Teaching herself how to prepare the food she had grown up with in her hometown of Cesenatico, in Emilia-Romagna, she discovered that she knew more about cooking than she'd thought, and soon she was turning out accomplished, authentic Italian meals. She became an Italian cooking teacher, indirectly, though, because she liked Chinese food. In order to bring variety to the lunches and dinners she was preparing for herself and her husband, Victor Hazan, an Italian-born New Yorker who was to become a noted wine expert, and who later "translated" his wife's considerable culinary knowledge and opinions into elegant prose, she enrolled in a Chinese cooking class. She apparently made an impression on her fellow students, because when the instructor announced that she was taking a sabbatical in China, her classmates asked Hazan if she would teach them Italian cooking instead. She agreed, and in 1969, she established The School of Classic Italian Cooking, in the Hazan apartment. A few years later, Craig Claiborne heard about her, came, and wrote an article, then asked her to contribute Italian recipes to The New York Times.

That led to her first cookbook, then many more, and to a charming memoir called Amarcord: Marcella Remembers (2008).

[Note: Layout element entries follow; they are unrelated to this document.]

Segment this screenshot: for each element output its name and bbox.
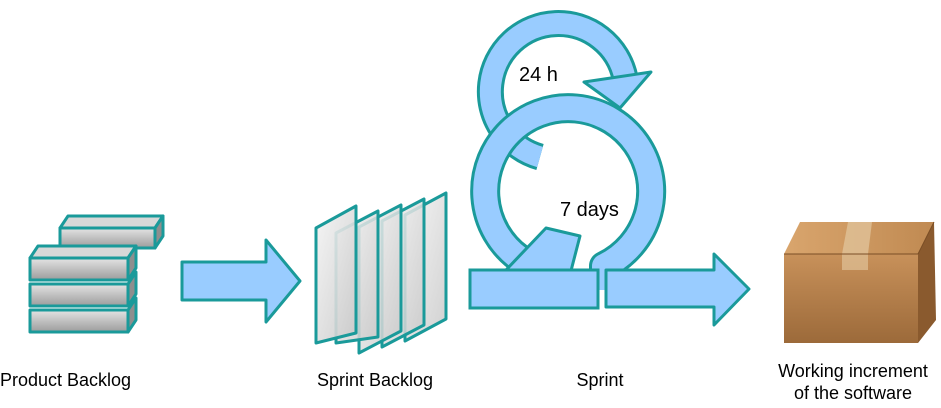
increment-box-icon xyxy=(784,221,936,343)
increment-caption-line1: Working increment xyxy=(778,361,928,381)
sprint-input-bar xyxy=(468,268,600,310)
daily-cycle-label: 24 h xyxy=(519,64,558,86)
product-backlog-caption: Product Backlog xyxy=(0,370,132,390)
sprint-backlog-caption: Sprint Backlog xyxy=(316,370,434,390)
sprint-backlog-icon xyxy=(314,191,448,355)
increment-caption: Working increment of the software xyxy=(765,360,941,404)
product-backlog-icon xyxy=(28,214,165,334)
flow-arrow-1 xyxy=(180,238,302,324)
increment-caption-line2: of the software xyxy=(793,383,913,403)
sprint-caption: Sprint xyxy=(576,370,624,390)
sprint-cycle-label: 7 days xyxy=(560,199,619,221)
flow-arrow-2 xyxy=(604,252,751,327)
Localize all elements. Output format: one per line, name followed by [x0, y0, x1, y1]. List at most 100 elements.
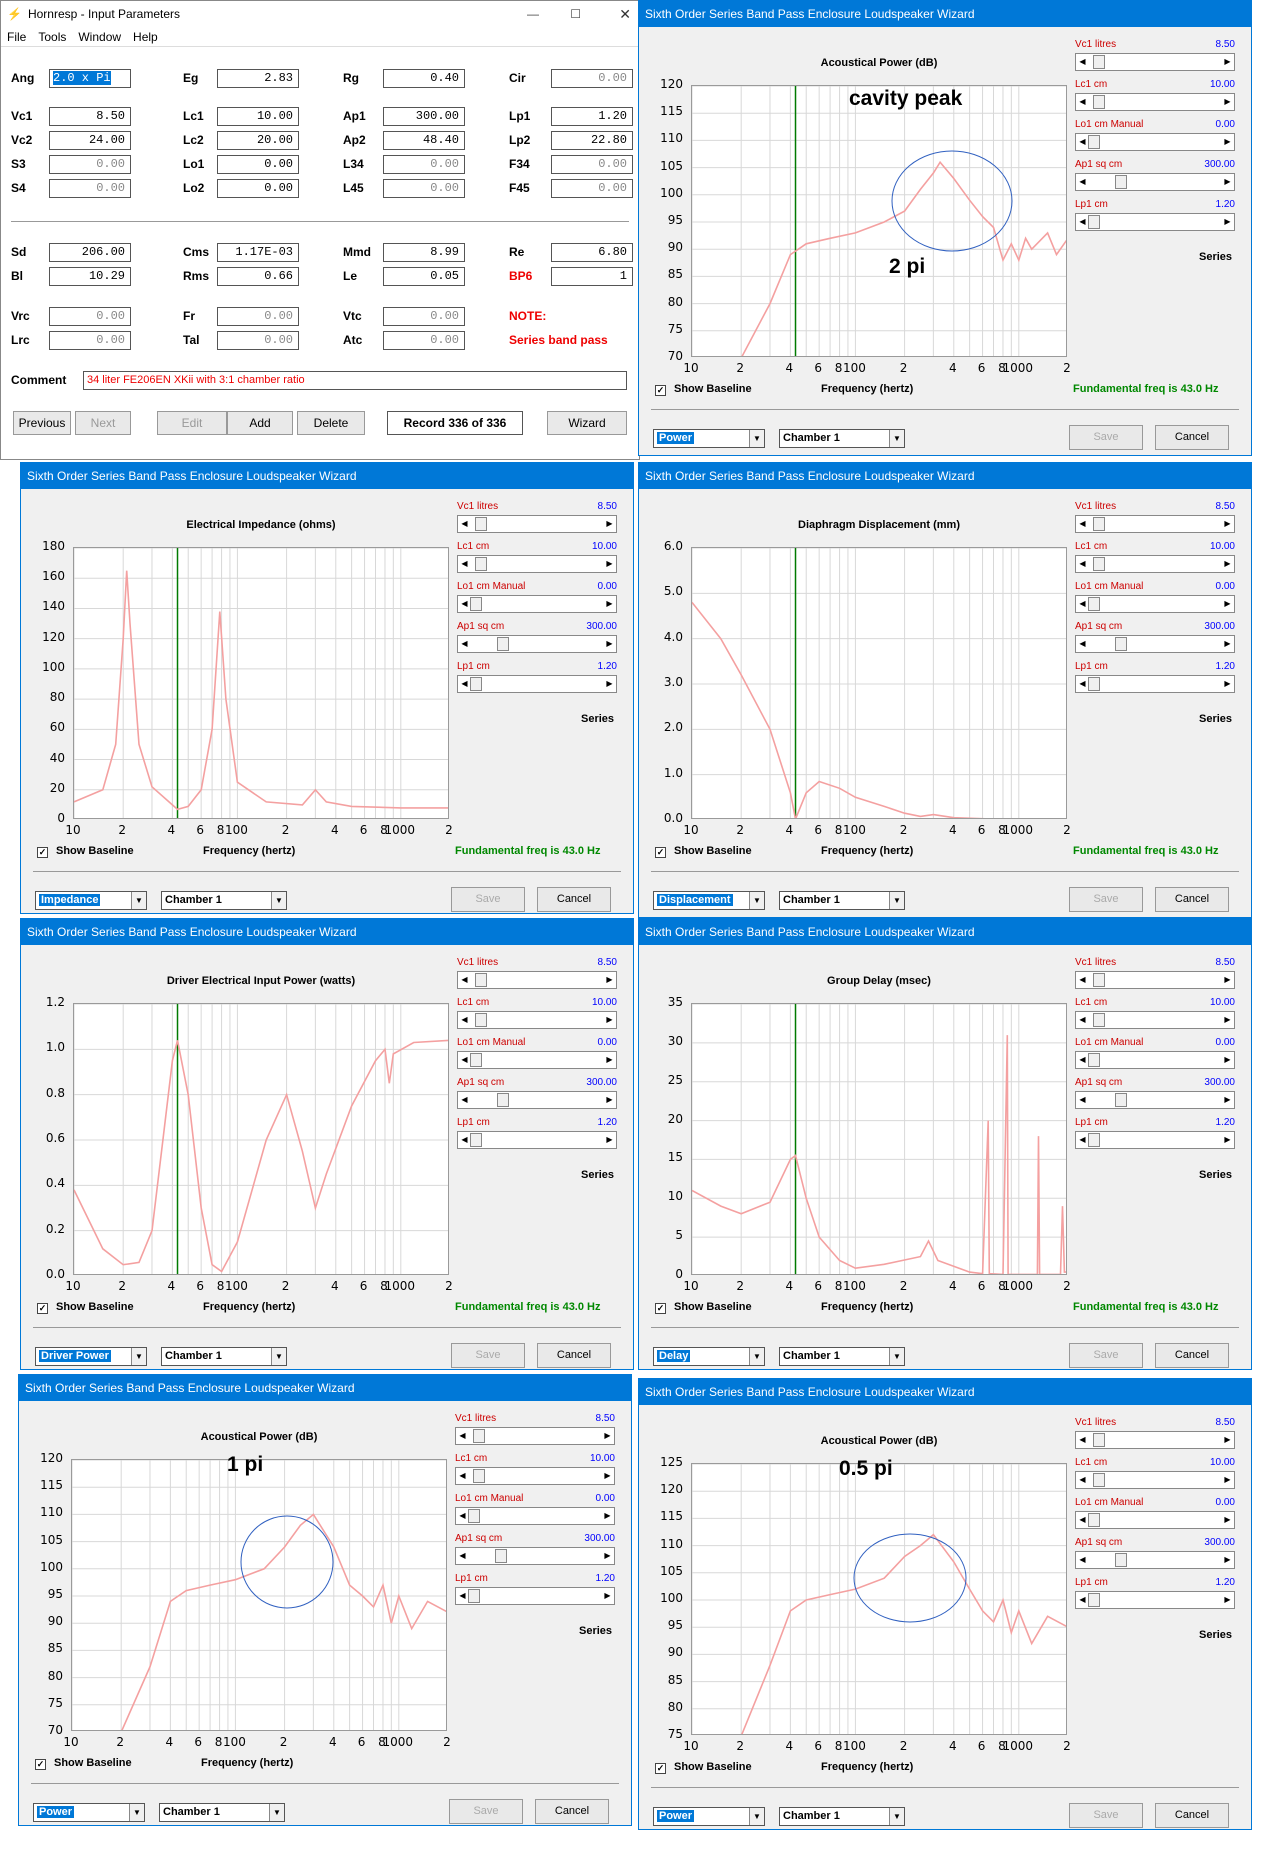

It also led to famous cooking schools in Bologna and then in Venice, which became her adopted Italian home, at least until the city's many steps and slippery streets defeated her and she moved to Florida to be close to her and Victor's son, Giuliano, himself a noted Italian cooking teacher. Along the way, she became a legendary figure of the food world, respected, sometimes worshipped (a New Yorker cartoon once showed a home stove over which hung an icon of Hazan, as if she were a saint), and more than a little feared.

Hazan was a good-hearted person, but she had little patience for what she saw as stupidity or incompetence, whether in her classrooms or in the restaurants she visited. It was a bane of her existence, in fact, that when she toured around America, her hosts always wanted to take her to the latest hot Italian (or "Italian") restaurant. She usually found them wanting. I remember having lunch with Hazan and her husband and a small group of friends and admirers at a would-be Italian place in midtown Manhattan. From the way she toyed with her pasta, it was clear that she found it more or less inedible. When the young American chef came out proudly later to ask how we'd enjoyed our meal, she fixed him with her fearsome stare and asked "How do you make your soffritto?" He hemmed and hawed and it quickly became clear that he had no idea what she was talking about. (A soffritto is the mixture of finely chopped onions, carrots, celery, parsley, and usually garlic, cooked long and slow in olive oil, that is the essential base to many pasta sauces, including whichever one our hapless chef had essayed.) To make Hazan happy, her friends eventually figured out, take her for sushi, or to a good Chinese place.

She could be doctrinaire, too. She knew exactly how to make various dishes, and didn't see why she should change her ways. Watching her make risotto in her Venice apartment one afternoon, I was surprised to see that instead of homemade chicken stock, she used a Maggi bouillon cube. When I asked her why, she basically harrumphed and said, "Everybody does this." Then I asked why she didn't pour wine over the still-raw rice as most risotto recipes call for. "It's supposed to help the rice maintain its texture as it cooks," I ventured. She scoffed. "I've never used wine in my risotto. You think it doesn't have the right texture?" Er, no...

The Hazans were talking about making one last trip to Venice and Cesenatico this September, if Marcella's health allowed. It didn't. The New York Times reports that the night before she died, the couple supped on the little elongated twists of Ligurian pasta called trofie, with pesto made with basil from their garden. (Victor, no slouch in the kitchen himself, cooked.) Simple, and classically Italian.

Hazan will in fact return to Cesenatico. Her husband plans to take her ashes there for burial.